Kendisinden yaklaşık 1600 yıl sonra yazıldığı sanılan bu şiire göre Sargon’un annesi rahibe olduğundan onu gizlice doğurup, Musa gibi sepet içinde suya bırakmış. Sümerlerde rahibeler tanrının karısı olarak kabul edildiğinden doğan çocuklar tanrının çocuğu sayılıyor ve onun yaşamasına izin verilmiyor. Bunun için annesi onu gizlice doğuruyor ve birisi alır düşüncesiyle suya bırakıyor.

Görüldüğü gibi tıpkı Musa gibi Sargon'u da annesi öldürülmemesi için ziftle kaplı bir sepete koyuyor ve Akki isminde biri Sargon'u bulup yetiştiriyor.

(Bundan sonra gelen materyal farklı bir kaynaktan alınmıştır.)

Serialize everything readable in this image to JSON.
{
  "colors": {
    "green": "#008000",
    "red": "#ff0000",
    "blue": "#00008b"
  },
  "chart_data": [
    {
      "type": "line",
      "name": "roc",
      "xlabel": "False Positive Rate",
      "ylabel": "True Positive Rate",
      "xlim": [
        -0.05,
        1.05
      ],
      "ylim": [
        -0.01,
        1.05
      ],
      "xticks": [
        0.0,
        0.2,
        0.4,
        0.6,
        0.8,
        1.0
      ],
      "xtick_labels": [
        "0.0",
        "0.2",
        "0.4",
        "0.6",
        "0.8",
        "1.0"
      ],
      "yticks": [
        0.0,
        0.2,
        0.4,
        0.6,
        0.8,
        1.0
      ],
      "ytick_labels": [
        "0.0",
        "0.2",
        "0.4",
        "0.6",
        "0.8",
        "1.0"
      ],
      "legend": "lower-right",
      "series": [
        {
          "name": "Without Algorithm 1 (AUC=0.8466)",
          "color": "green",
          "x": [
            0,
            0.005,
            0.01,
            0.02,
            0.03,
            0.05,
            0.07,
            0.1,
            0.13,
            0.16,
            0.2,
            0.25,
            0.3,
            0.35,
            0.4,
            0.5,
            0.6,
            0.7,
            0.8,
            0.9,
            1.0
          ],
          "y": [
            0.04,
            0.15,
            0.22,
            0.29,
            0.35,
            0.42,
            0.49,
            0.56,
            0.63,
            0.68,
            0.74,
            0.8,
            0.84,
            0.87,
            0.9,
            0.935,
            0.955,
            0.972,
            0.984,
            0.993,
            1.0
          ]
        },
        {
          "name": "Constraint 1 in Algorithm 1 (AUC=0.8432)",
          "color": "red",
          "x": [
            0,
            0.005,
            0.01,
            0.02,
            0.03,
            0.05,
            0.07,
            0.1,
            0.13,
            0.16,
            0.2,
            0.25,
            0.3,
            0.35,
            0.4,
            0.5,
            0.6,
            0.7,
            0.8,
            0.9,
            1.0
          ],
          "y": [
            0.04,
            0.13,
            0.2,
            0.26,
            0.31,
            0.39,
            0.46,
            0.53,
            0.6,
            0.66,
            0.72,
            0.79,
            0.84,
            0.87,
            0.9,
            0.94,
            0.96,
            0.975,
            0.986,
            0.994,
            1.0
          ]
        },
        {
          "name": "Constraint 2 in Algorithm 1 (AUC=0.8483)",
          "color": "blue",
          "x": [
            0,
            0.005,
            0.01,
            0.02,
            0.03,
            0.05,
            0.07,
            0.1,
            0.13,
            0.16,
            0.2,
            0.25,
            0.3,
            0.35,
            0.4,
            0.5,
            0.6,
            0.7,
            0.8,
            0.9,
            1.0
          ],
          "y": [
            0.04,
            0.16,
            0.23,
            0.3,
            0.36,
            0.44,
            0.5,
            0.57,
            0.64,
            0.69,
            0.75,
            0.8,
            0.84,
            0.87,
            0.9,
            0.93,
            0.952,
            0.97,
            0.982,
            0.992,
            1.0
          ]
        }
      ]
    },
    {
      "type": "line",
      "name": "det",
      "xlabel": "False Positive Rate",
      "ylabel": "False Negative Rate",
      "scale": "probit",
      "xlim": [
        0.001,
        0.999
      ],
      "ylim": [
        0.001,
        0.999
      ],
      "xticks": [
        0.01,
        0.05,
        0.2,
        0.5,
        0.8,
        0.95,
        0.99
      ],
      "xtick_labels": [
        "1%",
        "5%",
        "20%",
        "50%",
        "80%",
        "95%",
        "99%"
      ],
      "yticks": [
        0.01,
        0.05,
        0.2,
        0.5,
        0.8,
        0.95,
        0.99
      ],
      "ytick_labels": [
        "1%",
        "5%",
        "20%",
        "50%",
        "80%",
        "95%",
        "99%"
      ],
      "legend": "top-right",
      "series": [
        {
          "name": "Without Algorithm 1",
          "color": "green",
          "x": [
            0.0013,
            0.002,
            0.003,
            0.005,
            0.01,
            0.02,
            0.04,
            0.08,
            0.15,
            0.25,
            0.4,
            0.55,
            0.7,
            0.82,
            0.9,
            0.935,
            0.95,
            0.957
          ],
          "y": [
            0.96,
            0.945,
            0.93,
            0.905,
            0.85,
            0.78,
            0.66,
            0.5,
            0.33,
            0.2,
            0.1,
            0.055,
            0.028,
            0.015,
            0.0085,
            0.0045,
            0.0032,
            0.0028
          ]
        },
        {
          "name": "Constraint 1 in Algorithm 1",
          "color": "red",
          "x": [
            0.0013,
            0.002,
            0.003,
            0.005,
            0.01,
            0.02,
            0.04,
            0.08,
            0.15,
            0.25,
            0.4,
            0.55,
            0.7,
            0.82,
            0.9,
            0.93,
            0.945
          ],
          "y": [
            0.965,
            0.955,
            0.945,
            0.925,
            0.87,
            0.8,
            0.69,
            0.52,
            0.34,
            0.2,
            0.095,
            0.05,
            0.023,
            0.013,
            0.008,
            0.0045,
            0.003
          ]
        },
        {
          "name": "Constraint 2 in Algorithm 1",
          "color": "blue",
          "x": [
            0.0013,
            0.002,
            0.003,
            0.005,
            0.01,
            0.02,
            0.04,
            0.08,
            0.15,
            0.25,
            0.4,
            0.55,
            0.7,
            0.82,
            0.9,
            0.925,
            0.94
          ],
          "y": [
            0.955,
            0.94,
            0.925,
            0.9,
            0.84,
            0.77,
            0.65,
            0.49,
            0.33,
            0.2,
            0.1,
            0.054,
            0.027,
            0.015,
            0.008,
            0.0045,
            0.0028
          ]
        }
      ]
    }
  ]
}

Yahudilikte ise bu olay şöyledir;
Hârûn’un doğmasından üç yıl sonra Mısır firavunu, Yahudilerin Mısır’da çoğaldıklarını ve güçlendiklerini görünce onları kontrol altına almak için üzerlerine angarya memurları koyar ve onları şehir inşaatlarında çalıştırmaya başlar. Bu şekilde de kontrol altında tutamayacağını anlayınca bu sefer de Mısır’daki ebelere "Bütün yeni doğacak İbrânî erkek çocukları öldürün ama kız çocuklarına dokunmayın" emrini verir. Mısırlı ebeler, bu emri yerine getirmekten korkarlar. Bu sefer de Firavun: "Bütün doğacak olan İbrânî çocuklar Nil nehrine atılacak" emrini verir. Bundan bir yıl kadar sonra Amram'la Yehoved’in bir erkek çocuğu olur. Onu Nil’e atmaya kıyamazlar ve sekiz günlük olunca usûlüne göre sünnet ederler. Üç ay kadar Mûsâ’ya baktıktan sonra daha fazla bakamayacaklarını anlarlar, bir sepet yaparlar bunu ziftle sıvayıp daha o zamanki ismi Mûsâ olmayıp bu isim daha sonra Firavun’un kızı Batya tarafından konulacak olan Mûsâ’yı içine koyarlar ve Nil’e bırakırlar. 
Mûsâ’nın ablası ve henüz 6-7 yaşlarında olan Miryam (Meryem), sepetin ve kardeşinin âkibetini öğrenebilmek için sepeti tâkip eder. Sepet, Firavun’un sarayının bahçesine doğru süzülür. O sırada Firavun’un kızı Batya sepeti bulur, sünnetli olduğu için çocuğun İbrânî olduğunu hemen anlarsa da bu çocuğa acır ve onu himâye eder. Ancak çocuk, hiçbir süt anneden süt emmemektedir. Bunun üzerine Miryam, Batya'ya ona bir süt anne bulmayı teklif eder ve kendi annesini çağırır. Çocuk, kendi annesinin sütünü içince firavunun kızı Batya, çocuğu kendi annesine emzirmesi için verir. Çocuk iki yaşına geldiğinde annesi Mûsâ’yı firavunun kızına getirir. Firavunun kızı, çocuğa Mûsâ (İbrânîce: Moşe משה, Sudan çıkarttım) ismini koyar ve onu evlat edinir. Bu târihten sonra çocuk Mûsâ adıyla anılmaya başlanır. Mûsâ’nın anne ve babası tarafından konulmuş gerçek bir ismi olduğu kesindir. Çünkü Yahudi geleneklerine göre sekiz günlükken sünnet olan bir çocuğa mutlaka bir isim takılır. Ancak bu isim bilinmemektedir.
Anlaşılan o ki,Musa Yahudilere kendini benimsetebilmek için bu mite başvurdu,kendini Yahudi diye Yahudilere bu mitle kabullendirdi,''ben aslında Mısırlı değil Yahudiyim,Mısır'a gelişim,Firavun'un sarayına girişim,böyle olmuştur'' diyerek.